Die Bilder von ertrunkenen Flüchtlingen schockieren, aber sie sind auch schnell wieder verdrängt aus der öffentlichen Wahrnehmung. Anders ist es mit dem Leid der Angehörigen, die oft ganze Teile der Familie im Mittelmeer verlieren. Was geschieht eigentlich mit den Toten? So lautet die hintersinnige Frage der Dokumentation von Nathalie Borgers beim Blick auf Berge von gestrandeten Schwimmwesten und Bootstrümmern. Die Remains – also die Übrigbleibsel – sind auch Kleidungsstücke und Knochen, Zeugen des Überlebenskampfes.
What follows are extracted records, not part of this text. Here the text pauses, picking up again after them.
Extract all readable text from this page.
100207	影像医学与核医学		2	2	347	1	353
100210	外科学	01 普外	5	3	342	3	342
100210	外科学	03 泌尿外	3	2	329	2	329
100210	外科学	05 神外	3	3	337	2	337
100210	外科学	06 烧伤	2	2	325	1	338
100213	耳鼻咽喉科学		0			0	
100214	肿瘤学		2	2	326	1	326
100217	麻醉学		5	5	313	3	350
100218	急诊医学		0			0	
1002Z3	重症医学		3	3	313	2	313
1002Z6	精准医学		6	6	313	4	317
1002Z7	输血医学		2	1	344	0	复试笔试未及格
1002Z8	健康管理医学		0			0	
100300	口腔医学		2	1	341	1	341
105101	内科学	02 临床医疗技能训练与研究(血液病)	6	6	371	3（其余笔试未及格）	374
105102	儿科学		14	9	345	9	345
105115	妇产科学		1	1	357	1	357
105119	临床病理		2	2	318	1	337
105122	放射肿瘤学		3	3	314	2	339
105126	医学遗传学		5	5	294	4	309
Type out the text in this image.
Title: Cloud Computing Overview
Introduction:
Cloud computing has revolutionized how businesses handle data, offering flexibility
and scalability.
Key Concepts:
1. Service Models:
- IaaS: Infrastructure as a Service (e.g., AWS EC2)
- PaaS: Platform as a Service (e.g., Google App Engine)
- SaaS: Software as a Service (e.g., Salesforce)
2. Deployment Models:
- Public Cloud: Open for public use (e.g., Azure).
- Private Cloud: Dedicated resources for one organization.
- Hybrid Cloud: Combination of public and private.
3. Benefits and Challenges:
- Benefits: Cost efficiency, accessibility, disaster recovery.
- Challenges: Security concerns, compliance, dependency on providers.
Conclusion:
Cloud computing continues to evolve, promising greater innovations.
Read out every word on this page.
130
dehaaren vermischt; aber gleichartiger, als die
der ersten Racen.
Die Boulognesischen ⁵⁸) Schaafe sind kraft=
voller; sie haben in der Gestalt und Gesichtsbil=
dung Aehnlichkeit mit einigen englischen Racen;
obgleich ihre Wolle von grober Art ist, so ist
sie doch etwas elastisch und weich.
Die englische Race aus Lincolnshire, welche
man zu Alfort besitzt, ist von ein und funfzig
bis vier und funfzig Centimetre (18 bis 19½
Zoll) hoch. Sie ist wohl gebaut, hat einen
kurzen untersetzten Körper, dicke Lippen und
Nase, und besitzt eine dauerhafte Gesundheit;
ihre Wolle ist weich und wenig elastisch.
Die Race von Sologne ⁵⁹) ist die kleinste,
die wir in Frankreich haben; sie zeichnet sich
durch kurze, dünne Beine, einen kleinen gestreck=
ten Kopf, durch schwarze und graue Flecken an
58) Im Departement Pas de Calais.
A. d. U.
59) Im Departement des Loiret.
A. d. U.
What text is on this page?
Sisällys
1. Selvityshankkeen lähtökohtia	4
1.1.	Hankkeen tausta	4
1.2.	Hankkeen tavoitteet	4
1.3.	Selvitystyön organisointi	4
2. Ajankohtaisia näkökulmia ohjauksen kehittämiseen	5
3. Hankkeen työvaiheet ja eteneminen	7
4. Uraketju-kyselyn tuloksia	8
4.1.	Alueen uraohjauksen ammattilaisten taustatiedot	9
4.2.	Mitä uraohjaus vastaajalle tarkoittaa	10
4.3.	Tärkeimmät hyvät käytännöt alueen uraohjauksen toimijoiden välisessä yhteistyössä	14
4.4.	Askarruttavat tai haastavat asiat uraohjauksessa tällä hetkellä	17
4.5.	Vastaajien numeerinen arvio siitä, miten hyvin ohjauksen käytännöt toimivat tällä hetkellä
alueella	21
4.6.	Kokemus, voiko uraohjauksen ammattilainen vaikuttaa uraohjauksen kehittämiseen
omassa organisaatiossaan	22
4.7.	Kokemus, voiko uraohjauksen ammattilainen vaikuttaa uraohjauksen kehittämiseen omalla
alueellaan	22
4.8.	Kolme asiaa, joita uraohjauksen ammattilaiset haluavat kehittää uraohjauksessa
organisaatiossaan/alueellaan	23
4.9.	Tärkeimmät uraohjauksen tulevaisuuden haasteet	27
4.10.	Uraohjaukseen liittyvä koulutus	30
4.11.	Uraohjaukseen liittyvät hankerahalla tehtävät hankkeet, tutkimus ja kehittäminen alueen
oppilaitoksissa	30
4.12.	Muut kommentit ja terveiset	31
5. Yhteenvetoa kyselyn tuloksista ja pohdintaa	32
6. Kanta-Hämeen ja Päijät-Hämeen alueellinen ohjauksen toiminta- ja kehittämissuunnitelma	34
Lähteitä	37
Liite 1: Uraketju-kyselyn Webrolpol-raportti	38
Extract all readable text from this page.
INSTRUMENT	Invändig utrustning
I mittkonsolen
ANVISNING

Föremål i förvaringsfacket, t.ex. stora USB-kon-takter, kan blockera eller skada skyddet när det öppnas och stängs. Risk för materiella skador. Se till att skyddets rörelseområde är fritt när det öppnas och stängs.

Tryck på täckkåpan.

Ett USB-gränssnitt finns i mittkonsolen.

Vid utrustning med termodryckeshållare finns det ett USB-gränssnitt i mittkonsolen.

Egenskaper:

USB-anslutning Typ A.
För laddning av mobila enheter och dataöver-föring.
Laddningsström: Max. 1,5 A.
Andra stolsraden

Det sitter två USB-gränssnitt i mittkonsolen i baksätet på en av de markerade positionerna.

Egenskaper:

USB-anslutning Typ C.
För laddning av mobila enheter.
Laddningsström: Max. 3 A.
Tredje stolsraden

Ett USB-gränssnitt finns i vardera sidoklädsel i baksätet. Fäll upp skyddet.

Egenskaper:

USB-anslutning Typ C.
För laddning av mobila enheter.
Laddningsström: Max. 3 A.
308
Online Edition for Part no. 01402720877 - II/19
Metropol, Sondervorstellung mit Hilde Heij vom DRK-Suchdienst, So. 14 Uhr

Elvis Unleashed

1968 schien die Zeit des King of Rock´n Roll vorbei und dann legte er ein glänzendes Comeback vor. Dieses Pop-Ereignis wurde bereits im letzten Jahr als „´68 Comeback Special“ im Kino ausgewertet, nun wird der „entfesselte“ Elvis mit zusätzlichem Bildmaterial und einigen Interviews (u.a. mit Dennis Quaid und dem Musikjournalisten Randy Lewis) von der Leine gelassen.

Metropol, Sondervorstellung nur am Mo. um 21.30 Uhr (engl. OmU)

Zwischen uns die Mauer

Zum 30.Jubiläum des Mauerfalls bringt dieses Jugenddrama das alltäglichen Grauens dieser deutschen Narbe noch einmal zur Geltung. Basierend auf dem autobiographischen Roman von Katja Hildebrand erzählt der Film von der 16jährigen Anna, die 1986 mit einer Kirchengruppe nach Ostberlin reist. Dort lernt sie Philipp kennen und verliebt sich schließlich in den jungen Mann, dessen Familie bereits im Visier der Stasi ist.